Robust chimera states in SQUID metamaterials with local interactions

TL;DR

This paper demonstrates the emergence of robust multi-clustered chimera states in locally coupled SQUID metamaterials, challenging the belief that such states require nonlocal interactions, supported by theoretical and potential experimental evidence.

Contribution

It provides the first theoretical evidence that nearest neighbor coupling can support chimera states in SQUID metamaterials, expanding understanding of their formation mechanisms.

Findings

Chimera states occur in locally coupled SQUID systems.

Snake-like resonance curves lead to multistability and attractor crowding.

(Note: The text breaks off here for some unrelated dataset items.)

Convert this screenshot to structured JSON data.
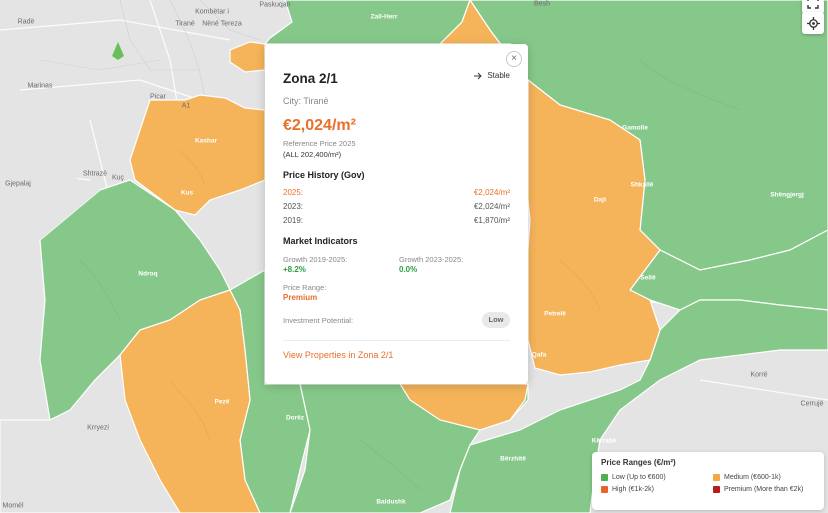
{
  "map": {
    "places": [
      {
        "name": "Radë",
        "tone": "dark"
      },
      {
        "name": "Tiranë",
        "tone": "dark"
      },
      {
        "name": "Nënë Tereza",
        "tone": "dark"
      },
      {
        "name": "Kombëtar i",
        "tone": "dark"
      },
      {
        "name": "Zall-Herr",
        "tone": "light"
      },
      {
        "name": "Besh",
        "tone": "dark"
      },
      {
        "name": "Paskuqan",
        "tone": "dark"
      },
      {
        "name": "Marinas",
        "tone": "dark"
      },
      {
        "name": "Picar",
        "tone": "dark"
      },
      {
        "name": "A1",
        "tone": "dark"
      },
      {
        "name": "Kashar",
        "tone": "light"
      },
      {
        "name": "Shtrazë",
        "tone": "dark"
      },
      {
        "name": "Kuç",
        "tone": "dark"
      },
      {
        "name": "Gjepalaj",
        "tone": "dark"
      },
      {
        "name": "Kus",
        "tone": "light"
      },
      {
        "name": "Ndroq",
        "tone": "light"
      },
      {
        "name": "Dajt",
        "tone": "light"
      },
      {
        "name": "Shëngjergj",
        "tone": "light"
      },
      {
        "name": "Gamolle",
        "tone": "light"
      },
      {
        "name": "Shkallë",
        "tone": "light"
      },
      {
        "name": "Sellë",
        "tone": "light"
      },
      {
        "name": "Petrelë",
        "tone": "light"
      },
      {
        "name": "Qafa",
        "tone": "light"
      },
      {
        "name": "Korrë",
        "tone": "dark"
      },
      {
        "name": "Cerrujë",
        "tone": "dark"
      },
      {
        "name": "Pezë",
        "tone": "light"
      },
      {
        "name": "Dorëz",
        "tone": "light"
      },
      {
        "name": "Krryezi",
        "tone": "dark"
      },
      {
        "name": "Kërrabë",
        "tone": "light"
      },
      {
        "name": "Bërzhitë",
        "tone": "light"
      },
      {
        "name": "Momël",
        "tone": "dark"
      },
      {
        "name": "Baldushk",
        "tone": "light"
      }
    ],
    "controls": {
      "fullscreen_icon": "fullscreen-icon",
      "locate_icon": "crosshair-icon"
    }
  },
  "popup": {
    "title": "Zona 2/1",
    "trend_label": "Stable",
    "trend_icon": "arrow-right-icon",
    "close_glyph": "×",
    "city_line": "City: Tiranë",
    "price": "€2,024/m²",
    "reference_label": "Reference Price 2025",
    "reference_all": "(ALL 202,400/m²)",
    "history_title": "Price History (Gov)",
    "history": [
      {
        "year": "2025:",
        "value": "€2,024/m²",
        "current": true
      },
      {
        "year": "2023:",
        "value": "€2,024/m²",
        "current": false
      },
      {
        "year": "2019:",
        "value": "€1,870/m²",
        "current": false
      }
    ],
    "indicators_title": "Market Indicators",
    "growth_2019_label": "Growth 2019-2025:",
    "growth_2019_value": "+8.2%",
    "growth_2023_label": "Growth 2023-2025:",
    "growth_2023_value": "0.0%",
    "price_range_label": "Price Range:",
    "price_range_value": "Premium",
    "investment_label": "Investment Potential:",
    "investment_value": "Low",
    "view_link": "View Properties in Zona 2/1"
  },
  "legend": {
    "title": "Price Ranges (€/m²)",
    "items": [
      {
        "label": "Low (Up to €600)",
        "color": "#4caf50"
      },
      {
        "label": "Medium (€600-1k)",
        "color": "#f5a742"
      },
      {
        "label": "High (€1k-2k)",
        "color": "#e8622a"
      },
      {
        "label": "Premium (More than €2k)",
        "color": "#b71c1c"
      }
    ]
  },
  "colors": {
    "accent": "#e8702a",
    "positive": "#2e9e44",
    "zone_low": "#86c88a",
    "zone_medium": "#f5b35a",
    "base_map": "#e4e4e4"
  }
}
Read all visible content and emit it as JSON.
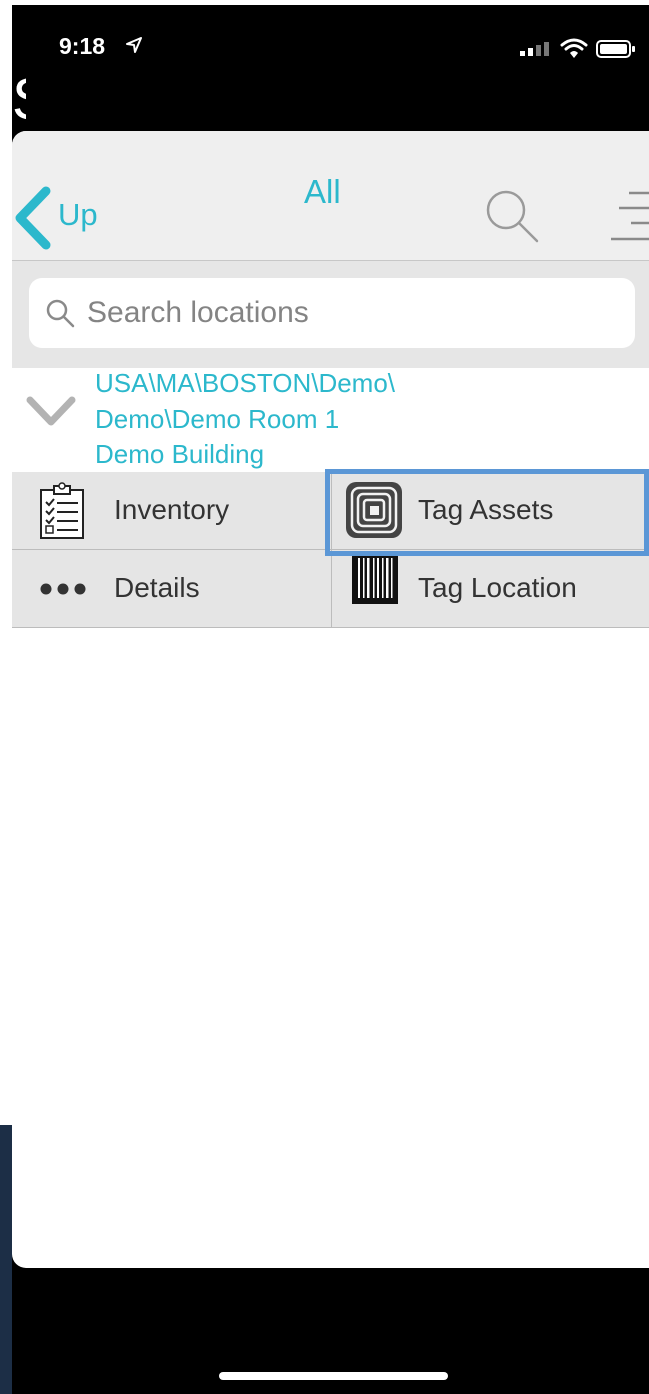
{
  "status_bar": {
    "time": "9:18",
    "location_icon": "location-arrow-icon",
    "signal_icon": "cellular-signal-icon",
    "wifi_icon": "wifi-icon",
    "battery_icon": "battery-icon"
  },
  "background": {
    "glyph": "S"
  },
  "navbar": {
    "back_label": "Up",
    "title": "All",
    "search_icon": "search-icon",
    "menu_icon": "menu-lines-icon"
  },
  "search": {
    "placeholder": "Search locations",
    "value": ""
  },
  "location": {
    "lines": [
      "USA\\MA\\BOSTON\\Demo\\",
      "Demo\\Demo Room 1",
      "Demo Building"
    ]
  },
  "actions": [
    {
      "label": "Inventory",
      "icon": "checklist-icon"
    },
    {
      "label": "Tag Assets",
      "icon": "rfid-tag-icon"
    },
    {
      "label": "Details",
      "icon": "more-dots-icon"
    },
    {
      "label": "Tag Location",
      "icon": "barcode-icon"
    }
  ],
  "colors": {
    "accent": "#2cb8cc",
    "highlight": "#5b97d6",
    "navbar_bg": "#efefef",
    "action_bg": "#e5e5e5"
  }
}
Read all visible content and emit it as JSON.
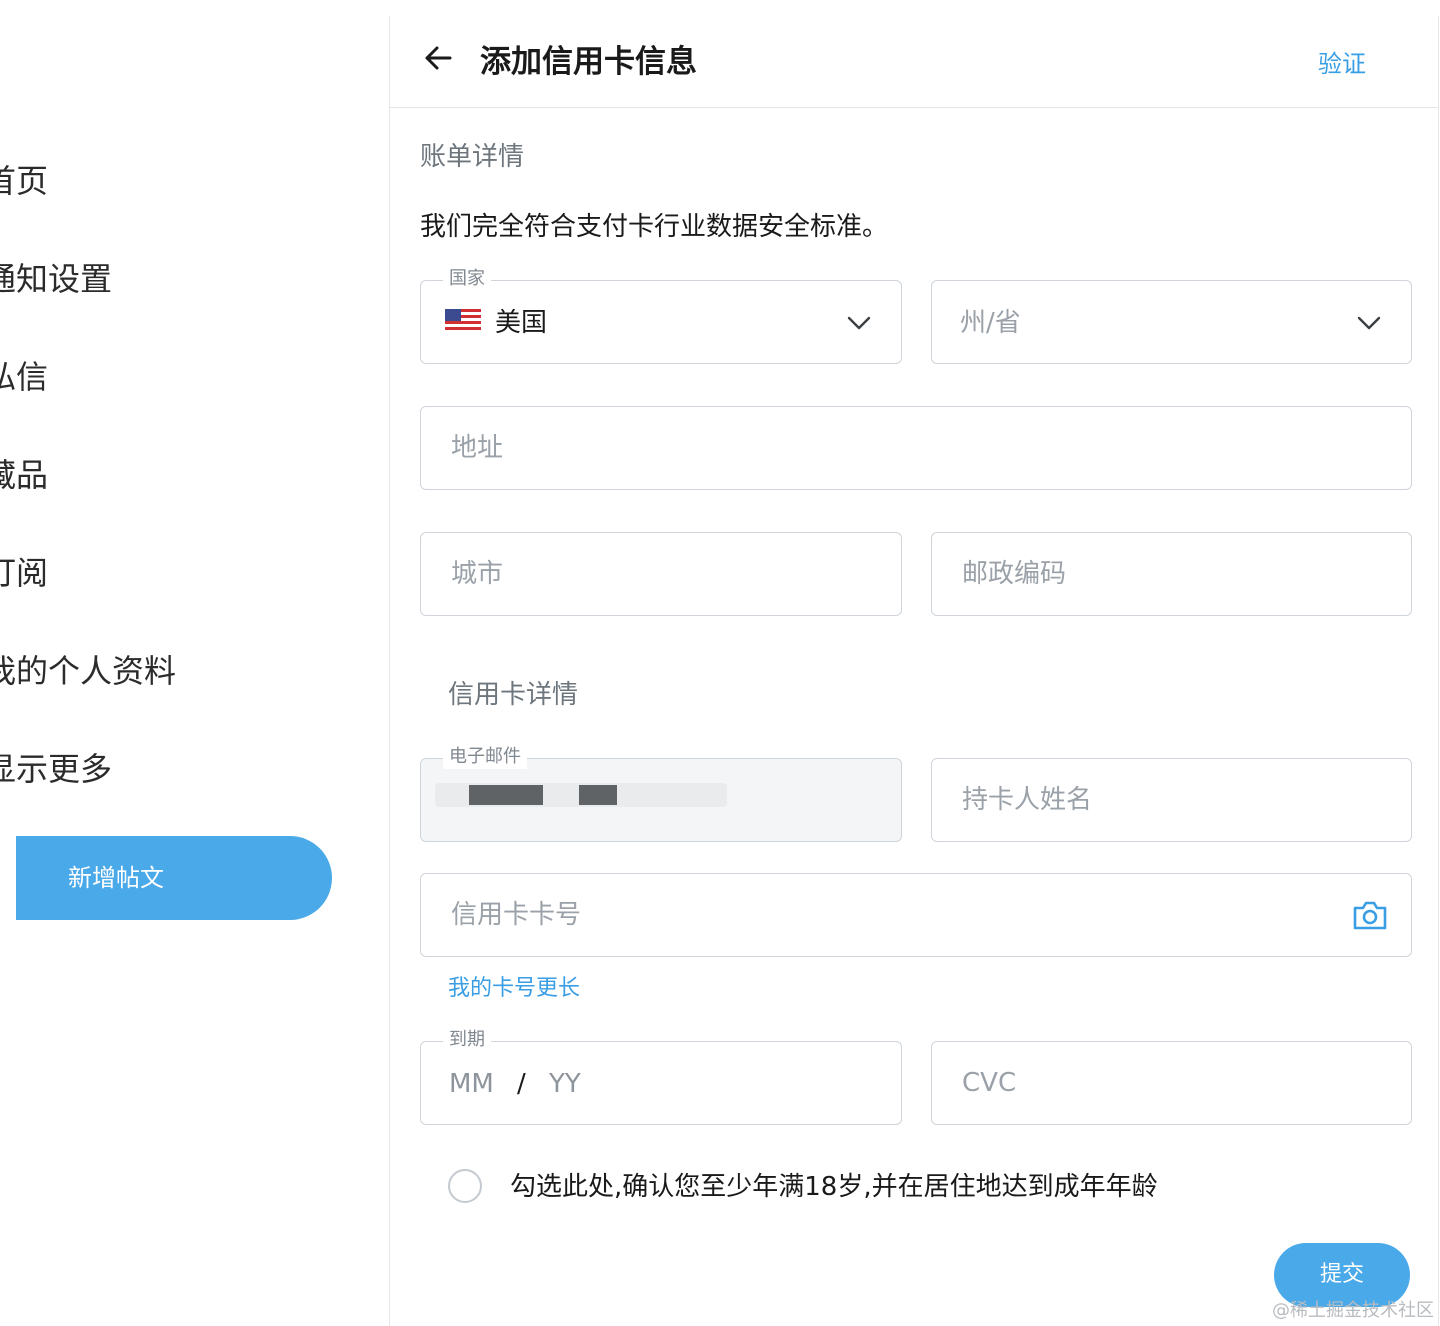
{
  "nav": {
    "items": [
      {
        "label": "首页"
      },
      {
        "label": "通知设置"
      },
      {
        "label": "私信"
      },
      {
        "label": "藏品"
      },
      {
        "label": "订阅"
      },
      {
        "label": "我的个人资料"
      },
      {
        "label": "显示更多"
      }
    ],
    "post_button": "新增帖文"
  },
  "header": {
    "title": "添加信用卡信息",
    "verify": "验证"
  },
  "billing": {
    "section_label": "账单详情",
    "security_text": "我们完全符合支付卡行业数据安全标准。",
    "country": {
      "legend": "国家",
      "value": "美国",
      "flag_icon": "us-flag-icon"
    },
    "state": {
      "placeholder": "州/省"
    },
    "address": {
      "placeholder": "地址"
    },
    "city": {
      "placeholder": "城市"
    },
    "zip": {
      "placeholder": "邮政编码"
    }
  },
  "card": {
    "section_label": "信用卡详情",
    "email": {
      "legend": "电子邮件"
    },
    "cardholder": {
      "placeholder": "持卡人姓名"
    },
    "number": {
      "placeholder": "信用卡卡号",
      "icon": "camera-icon"
    },
    "longer_link": "我的卡号更长",
    "expiry": {
      "legend": "到期",
      "mm": "MM",
      "slash": "/",
      "yy": "YY"
    },
    "cvc": {
      "placeholder": "CVC"
    }
  },
  "age_confirm": "勾选此处,确认您至少年满18岁,并在居住地达到成年年龄",
  "submit": "提交",
  "watermark": "@稀土掘金技术社区",
  "colors": {
    "accent": "#4aa9e9",
    "link": "#3a9ee4",
    "border": "#cfd5da"
  }
}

The results suggest experimental verification is feasible.

Abstract

We report on the emergence of robust multi-clustered chimera states in a dissipative-driven system of symmetrically and locally coupled identical SQUID oscillators. The "snake-like" resonance curve of the single SQUID (Superconducting QUantum Interference Device) is the key to the formation of the chimera states and is responsible for the extreme multistability exhibited by the coupled system that leads to attractor crowding at the geometrical resonance (inductive-capacitive) frequency. Until now, chimera states were mostly believed to exist for nonlocal coupling. Our findings provide theoretical evidence that nearest neighbor interactions are indeed capable of supporting such states in a wide parameter range. SQUID metamaterials are the subject of intense experimental investigations and we are highly confident that the complex dynamics demonstrated in this manuscript can be confirmed in the laboratory.